I did a bit more digging, and it turns out that docker-compose on our Buildkite boxes is actually a script which essentially forwards all arguments to docker compose --compatibility "$@", so i guess the version reporting v2 isn't a surprise. Perhaps something weird is happening such that --compatibility doesn't change the - or _ tag separator discrepancy 🤔

toote commented 7 months ago

That is really weird as it looks like your installation does not respect the compatibility flag whatsoever because the image is getting built with a - in its name:

6 naming to docker.io/library/buildkite018b4b17238a4a8a95d3497da7cdfedf-app done

In theory, --compatibility should change that to buildkite018b4b17238a4a8a95d3497da7cdfedf-app and that is what the plugin assumes through the replication of the corresponding information.

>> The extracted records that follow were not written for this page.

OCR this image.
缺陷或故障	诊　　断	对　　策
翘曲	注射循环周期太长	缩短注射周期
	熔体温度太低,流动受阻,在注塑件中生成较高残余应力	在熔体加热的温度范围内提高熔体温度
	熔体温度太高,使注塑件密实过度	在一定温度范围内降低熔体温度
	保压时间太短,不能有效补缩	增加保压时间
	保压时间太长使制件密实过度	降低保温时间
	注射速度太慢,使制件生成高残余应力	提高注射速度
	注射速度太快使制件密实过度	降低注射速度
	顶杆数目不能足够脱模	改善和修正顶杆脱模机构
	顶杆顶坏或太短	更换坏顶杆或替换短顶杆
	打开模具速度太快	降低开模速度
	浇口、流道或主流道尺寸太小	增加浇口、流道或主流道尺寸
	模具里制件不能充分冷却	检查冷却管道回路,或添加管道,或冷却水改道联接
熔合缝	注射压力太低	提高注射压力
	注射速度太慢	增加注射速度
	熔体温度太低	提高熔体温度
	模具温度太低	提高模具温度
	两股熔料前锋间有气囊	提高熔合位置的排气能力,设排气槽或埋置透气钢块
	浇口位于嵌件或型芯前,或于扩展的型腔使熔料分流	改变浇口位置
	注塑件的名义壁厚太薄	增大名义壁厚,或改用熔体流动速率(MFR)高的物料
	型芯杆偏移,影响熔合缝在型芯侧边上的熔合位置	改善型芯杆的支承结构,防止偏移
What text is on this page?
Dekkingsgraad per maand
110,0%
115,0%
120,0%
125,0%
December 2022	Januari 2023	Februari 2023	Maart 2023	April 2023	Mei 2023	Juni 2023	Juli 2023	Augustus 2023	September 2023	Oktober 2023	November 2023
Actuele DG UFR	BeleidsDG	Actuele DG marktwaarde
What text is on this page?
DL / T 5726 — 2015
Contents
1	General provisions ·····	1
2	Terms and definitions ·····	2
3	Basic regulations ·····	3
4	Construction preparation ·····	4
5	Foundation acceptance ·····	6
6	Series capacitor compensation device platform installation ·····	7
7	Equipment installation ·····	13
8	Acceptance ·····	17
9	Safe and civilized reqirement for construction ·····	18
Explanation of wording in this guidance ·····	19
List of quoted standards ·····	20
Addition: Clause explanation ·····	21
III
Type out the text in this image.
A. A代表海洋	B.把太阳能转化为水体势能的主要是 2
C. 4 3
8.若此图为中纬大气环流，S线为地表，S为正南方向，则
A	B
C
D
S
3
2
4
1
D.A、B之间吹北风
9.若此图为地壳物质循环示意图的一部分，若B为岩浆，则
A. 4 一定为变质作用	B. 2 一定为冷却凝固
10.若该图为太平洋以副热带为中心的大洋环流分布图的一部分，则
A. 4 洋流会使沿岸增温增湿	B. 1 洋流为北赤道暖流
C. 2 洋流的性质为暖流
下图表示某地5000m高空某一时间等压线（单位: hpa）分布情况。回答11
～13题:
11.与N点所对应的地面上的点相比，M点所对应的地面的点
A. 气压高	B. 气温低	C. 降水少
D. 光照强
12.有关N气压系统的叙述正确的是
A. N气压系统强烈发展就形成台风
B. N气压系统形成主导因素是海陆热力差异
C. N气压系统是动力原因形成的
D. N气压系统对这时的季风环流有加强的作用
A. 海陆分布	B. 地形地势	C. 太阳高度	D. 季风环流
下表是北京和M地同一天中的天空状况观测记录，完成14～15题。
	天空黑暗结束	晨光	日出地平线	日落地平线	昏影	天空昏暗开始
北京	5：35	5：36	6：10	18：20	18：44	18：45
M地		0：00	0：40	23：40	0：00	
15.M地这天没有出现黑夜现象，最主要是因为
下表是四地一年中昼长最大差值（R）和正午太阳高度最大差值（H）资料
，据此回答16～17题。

In #418 I tried simplifying the code through the use of config --images but not only that flag is only available from 2.20+ (so not all CLI v2 would have it) but also it prints images for the service and its dependencies and not just a single specified service. Which means that this plugin still needs to replicate the compose behaviour of using - in v2 and _ in v1 or v2 with compatibility. :shrug:

toote commented 6 months ago

While working on #420 we were able to duplicate this issue exactly. The issue was that the plugin defaults to cli V1 (docker-compose) but the docker installation in the agent running the job actually had cli V2 (docker compose) installed with a V1 wrapper that forwarded calls to the V2 CLI without the compatibility flag.

That means that the plugin assumed V1 but internally it was running V2 so the code to calculate the automatic image names did the wrong thing due to the messy setup.

Luckily, the upcoming release that will default to V2 should completely eliminate this issues as I can not think of an installation that would create a docker plugin called compose to wrap V2 calls and actually call cli V1.